Inorganic arsenic (iAs) exposure is associated with disrupted glucose homeostasis and increased risk of type 2 diabetes in human and animal studies, but reported effects vary in direction and magnitude across investigations. The gut microbiome is both a target of arsenic toxicity and a potential mediator of systemic metabolic responses. The authors hypothesized that baseline differences in microbial community composition between animal housing facilities could modulate how identical iAs exposures influence metabolic phenotypes.
The investigation performed parallel exposures of male C57BL/6J mice to 50 ppm inorganic arsenic in drinking water at two separate animal housing facilities. Outcomes compared across facilities included metabolic phenotypes, hepatic arsenic concentrations, targeted and untargeted metabolomics (including bile acids and polar metabolites), and shotgun metagenomic sequencing of the gut microbiome. Statistical ordinations, random forest classification, and functional metagenomic analyses were applied to assess variance attributable to housing facility versus iAs treatment.
Hepatic arsenic levels confirmed comparable exposure between the two sites, indicating that the delivered dose and internal arsenic burden did not differ appreciably across facilities. Despite equivalent exposure, metabolic responses diverged: iAs exposure impaired glucose clearance at one facility while showing a trend toward improved glucose clearance at the other. Thus, facility-specific baseline factors altered the direction of the metabolic effect of identical arsenic treatment.
Across multiple data layers—microbiome composition, bile acid profiles, polar metabolites, and untargeted metabolomics—the housing facility explained more variance than the iAs treatment group. Facility membership accounted for 19–26% of variance in ordinations of these datasets, while iAs treatment did not achieve significance in those ordinations. Baseline microbial communities and metabolic phenotypes at each institution differed, and those baseline differences propagated into the observed treatment effects.
A supervised classification approach (random forest) was used to determine whether microbial signatures could predict facility or treatment. A classifier built from 22 microbial species identified the housing facility with 96% cross-validated accuracy. In contrast, classification by iAs treatment did not exceed 67% accuracy. These results emphasize that facility-associated microbial differences were a stronger and more consistent signal than the effect of arsenic treatment under the conditions studied.
Functional metagenomic analysis quantified gene-level differences attributable to facility and treatment. Approximately 11,733 genes—representing 63% of detected genes—were differentially abundant between the two facilities. By comparison, only 139 genes were differentially abundant with iAs treatment. This large disparity suggests that facility-driven functional potential of the gut microbiome substantially outweighs the detectable functional shifts induced by the arsenic exposure used here.

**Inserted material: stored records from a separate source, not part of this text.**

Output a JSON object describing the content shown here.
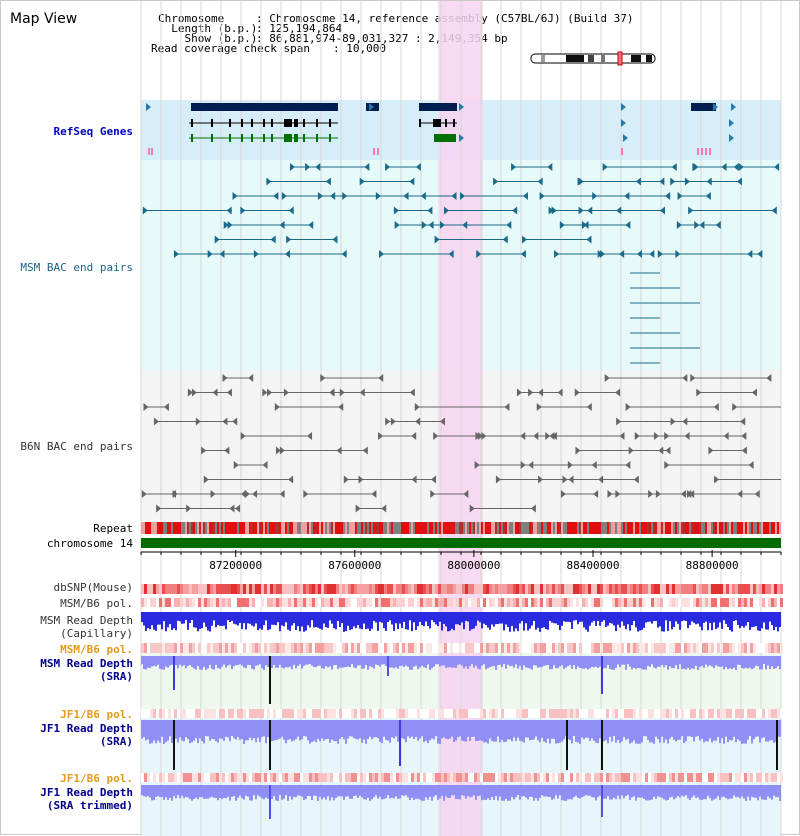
{
  "header": {
    "title": "Map View",
    "chromosome_key": "Chromosome     ",
    "chromosome_val": ": Chromosome 14, reference assembly (C57BL/6J) (Build 37)",
    "length_key": "  Length (b.p.)",
    "length_val": ": 125,194,864",
    "show_key": "    Show (b.p.)",
    "show_val": ": 86,881,974-89,031,327 : 2,149,354 bp",
    "span_key": "Read coverage check span",
    "span_val": ": 10,000"
  },
  "tracks": {
    "refseq": "RefSeq Genes",
    "msm_bac": "MSM BAC end pairs",
    "b6n_bac": "B6N BAC end pairs",
    "repeat": "Repeat",
    "chromosome": "chromosome 14",
    "dbsnp": "dbSNP(Mouse)",
    "msm_b6_pol": "MSM/B6 pol.",
    "msm_depth_cap_1": "MSM Read Depth",
    "msm_depth_cap_2": "(Capillary)",
    "msm_b6_pol_2": "MSM/B6 pol.",
    "msm_depth_sra_1": "MSM Read Depth",
    "msm_depth_sra_2": "(SRA)",
    "jf1_b6_pol": "JF1/B6 pol.",
    "jf1_depth_sra_1": "JF1 Read Depth",
    "jf1_depth_sra_2": "(SRA)",
    "jf1_b6_pol_2": "JF1/B6 pol.",
    "jf1_depth_trim_1": "JF1 Read Depth",
    "jf1_depth_trim_2": "(SRA trimmed)"
  },
  "axis": {
    "ticks": [
      "87200000",
      "87600000",
      "88000000",
      "88400000",
      "88800000"
    ],
    "tick_values": [
      87200000,
      87600000,
      88000000,
      88400000,
      88800000
    ],
    "range": [
      86881974,
      89031327
    ]
  },
  "highlight": {
    "start": 87880000,
    "end": 88030000
  },
  "colors": {
    "refseq_bg": "#d6eefa",
    "msm_bg": "#e6fafa",
    "b6n_bg": "#f4f4f4",
    "highlight": "#f7d4f0",
    "chrom_green": "#006b00",
    "gene_dark": "#001e50",
    "gene_green": "#007000",
    "bac_teal": "#1a6b8a",
    "bac_gray": "#666666",
    "depth_blue": "#2a2ae0",
    "depth_light": "#8f8ff5"
  }
}
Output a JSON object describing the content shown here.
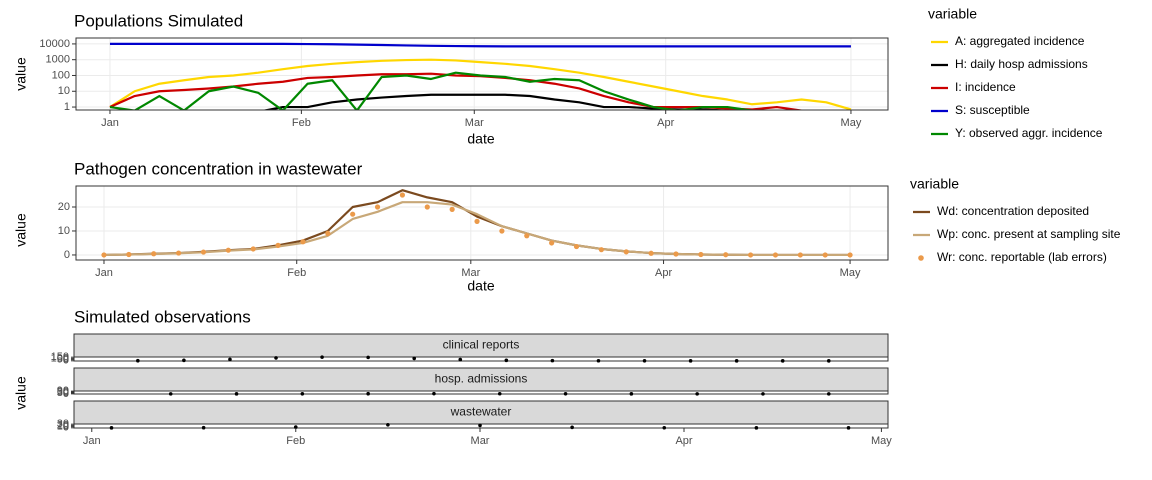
{
  "chart_data": [
    {
      "type": "line",
      "title": "Populations Simulated",
      "x_label": "date",
      "y_label": "value",
      "log_y": true,
      "grid": true,
      "legend_title": "variable",
      "legend_position": "right",
      "xlim": [
        -5.5,
        126
      ],
      "xticks": [
        {
          "value": 0,
          "label": "Jan"
        },
        {
          "value": 31,
          "label": "Feb"
        },
        {
          "value": 59,
          "label": "Mar"
        },
        {
          "value": 90,
          "label": "Apr"
        },
        {
          "value": 120,
          "label": "May"
        }
      ],
      "ylim": [
        0.65,
        23700
      ],
      "yticks": [
        1,
        10,
        100,
        1000,
        10000
      ],
      "x": [
        0,
        4,
        8,
        12,
        16,
        20,
        24,
        28,
        32,
        36,
        40,
        44,
        48,
        52,
        56,
        60,
        64,
        68,
        72,
        76,
        80,
        84,
        88,
        92,
        96,
        100,
        104,
        108,
        112,
        116,
        120
      ],
      "series": [
        {
          "name": "A: aggregated incidence",
          "color": "#ffd700",
          "style": "line",
          "values": [
            1,
            10,
            30,
            50,
            80,
            100,
            150,
            250,
            400,
            550,
            700,
            850,
            950,
            1000,
            900,
            700,
            550,
            400,
            250,
            150,
            80,
            40,
            20,
            10,
            5,
            3,
            1.5,
            2,
            3,
            2,
            0.7
          ]
        },
        {
          "name": "H: daily hosp admissions",
          "color": "#000000",
          "style": "line",
          "values": [
            0.5,
            0.5,
            0.5,
            0.5,
            0.5,
            0.5,
            0.5,
            1,
            1,
            2,
            3,
            4,
            5,
            6,
            6,
            6,
            6,
            5,
            3,
            2,
            1,
            1,
            0.8,
            0.7,
            0.7,
            0.6,
            0.6,
            0.6,
            0.6,
            0.6,
            0.6
          ]
        },
        {
          "name": "I: incidence",
          "color": "#cc0000",
          "style": "line",
          "values": [
            1,
            5,
            10,
            12,
            15,
            20,
            30,
            40,
            70,
            80,
            100,
            120,
            120,
            130,
            100,
            90,
            70,
            50,
            30,
            15,
            5,
            2,
            1,
            1,
            1,
            0.8,
            0.7,
            1,
            0.6,
            0.6,
            0.6
          ]
        },
        {
          "name": "S: susceptible",
          "color": "#0000cc",
          "style": "line",
          "values": [
            10000,
            10000,
            10000,
            10000,
            10000,
            10000,
            10000,
            10000,
            9800,
            9500,
            9000,
            8500,
            8000,
            7600,
            7300,
            7100,
            7000,
            7000,
            7000,
            7000,
            7000,
            7000,
            7000,
            7000,
            7000,
            7000,
            7000,
            7000,
            7000,
            7000,
            7000
          ]
        },
        {
          "name": "Y: observed aggr. incidence",
          "color": "#008800",
          "style": "line",
          "values": [
            1,
            0.6,
            5,
            0.6,
            10,
            20,
            8,
            0.6,
            30,
            50,
            0.6,
            80,
            100,
            60,
            150,
            100,
            80,
            40,
            60,
            50,
            10,
            3,
            1,
            0.6,
            1,
            1,
            0.6,
            0.6,
            0.6,
            0.6,
            0.6
          ]
        }
      ]
    },
    {
      "type": "line",
      "title": "Pathogen concentration in wastewater",
      "x_label": "date",
      "y_label": "value",
      "log_y": false,
      "grid": true,
      "legend_title": "variable",
      "legend_position": "right",
      "xlim": [
        -4.5,
        126.1
      ],
      "xticks": [
        {
          "value": 0,
          "label": "Jan"
        },
        {
          "value": 31,
          "label": "Feb"
        },
        {
          "value": 59,
          "label": "Mar"
        },
        {
          "value": 90,
          "label": "Apr"
        },
        {
          "value": 120,
          "label": "May"
        }
      ],
      "ylim": [
        -2.1,
        28.75
      ],
      "yticks": [
        0,
        10,
        20
      ],
      "x": [
        0,
        4,
        8,
        12,
        16,
        20,
        24,
        28,
        32,
        36,
        40,
        44,
        48,
        52,
        56,
        60,
        64,
        68,
        72,
        76,
        80,
        84,
        88,
        92,
        96,
        100,
        104,
        108,
        112,
        116,
        120
      ],
      "series": [
        {
          "name": "Wd: concentration deposited",
          "color": "#7b4a1f",
          "style": "line",
          "values": [
            0,
            0.2,
            0.5,
            0.8,
            1.3,
            2,
            2.5,
            4,
            6,
            10,
            20,
            22,
            27,
            24,
            22,
            16,
            12,
            9,
            6,
            4,
            2.5,
            1.5,
            0.8,
            0.4,
            0.2,
            0.1,
            0,
            0,
            0,
            0,
            0
          ]
        },
        {
          "name": "Wp: conc. present at sampling site",
          "color": "#c8a878",
          "style": "line",
          "values": [
            0,
            0.2,
            0.4,
            0.7,
            1.1,
            1.8,
            2.3,
            3.5,
            5,
            8,
            15,
            18,
            22,
            22,
            21,
            17,
            12,
            9,
            6,
            4,
            2.5,
            1.5,
            0.8,
            0.4,
            0.2,
            0.1,
            0,
            0,
            0,
            0,
            0
          ]
        },
        {
          "name": "Wr: conc. reportable (lab errors)",
          "color": "#eb9a4a",
          "style": "point",
          "values": [
            0,
            0.2,
            0.5,
            0.8,
            1.2,
            2,
            2.5,
            4,
            5.5,
            9,
            17,
            20,
            25,
            20,
            19,
            14,
            10,
            8,
            5,
            3.5,
            2.2,
            1.3,
            0.7,
            0.4,
            0.2,
            0.1,
            0,
            0,
            0,
            0,
            0
          ]
        }
      ]
    },
    {
      "type": "facet-scatter",
      "title": "Simulated observations",
      "y_label": "value",
      "color": "#000000",
      "xlim": [
        -2.7,
        121
      ],
      "xticks": [
        {
          "value": 0,
          "label": "Jan"
        },
        {
          "value": 31,
          "label": "Feb"
        },
        {
          "value": 59,
          "label": "Mar"
        },
        {
          "value": 90,
          "label": "Apr"
        },
        {
          "value": 120,
          "label": "May"
        }
      ],
      "facets": [
        {
          "strip": "clinical reports",
          "ylim": [
            -7.5,
            157.5
          ],
          "yticks": [
            0,
            50,
            100,
            150
          ],
          "x": [
            7,
            14,
            21,
            28,
            35,
            42,
            49,
            56,
            63,
            70,
            77,
            84,
            91,
            98,
            105,
            112
          ],
          "values": [
            5,
            20,
            60,
            120,
            150,
            140,
            100,
            50,
            20,
            8,
            3,
            1,
            0,
            0,
            0,
            0
          ]
        },
        {
          "strip": "hosp. admissions",
          "ylim": [
            -4.5,
            94.5
          ],
          "yticks": [
            0,
            30,
            60,
            90
          ],
          "x": [
            12,
            22,
            32,
            42,
            52,
            62,
            72,
            82,
            92,
            102,
            112
          ],
          "values": [
            0,
            1,
            3,
            5,
            6,
            4,
            2,
            1,
            0,
            0,
            0
          ]
        },
        {
          "strip": "wastewater",
          "ylim": [
            -1.5,
            31.5
          ],
          "yticks": [
            0,
            10,
            20,
            30
          ],
          "x": [
            3,
            17,
            31,
            45,
            59,
            73,
            87,
            101,
            115
          ],
          "values": [
            0,
            1,
            6,
            25,
            20,
            4,
            0.5,
            0,
            0
          ]
        }
      ]
    }
  ]
}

The study demonstrates that identical host genetics and arsenic exposure can yield divergent metabolic outcomes when the baseline gut microbiome and metabolome differ by housing facility. For toxicology and metabolic research, these findings highlight the importance of characterizing baseline microbial and metabolic states to interpret exposure effects accurately and to improve reproducibility across sites. Clinically and translationally, the results imply that pre-exposure gut microbiome and metabolome profiles could help identify individuals more susceptible to arsenic-associated metabolic dysfunction. Moreover, modulating the gut microbiome might represent a potential avenue to reduce metabolic risk from arsenic exposure, although specific interventions were not tested in this study.
The authors report that housing facility explained more variance across data layers than iAs treatment and that baseline microbial and metabolic differences altered the direction of glucose-related outcomes. Exact sample sizes, detailed metabolite identities, and additional statistical metrics were not reported in the provided source text. Overall, the data indicate that environment-driven heterogeneity in the gut microbiome and metabolome can confound or modify the metabolic effects of arsenic exposure, underscoring the need to account for baseline microbial context in studies of environmental toxicants and metabolic health.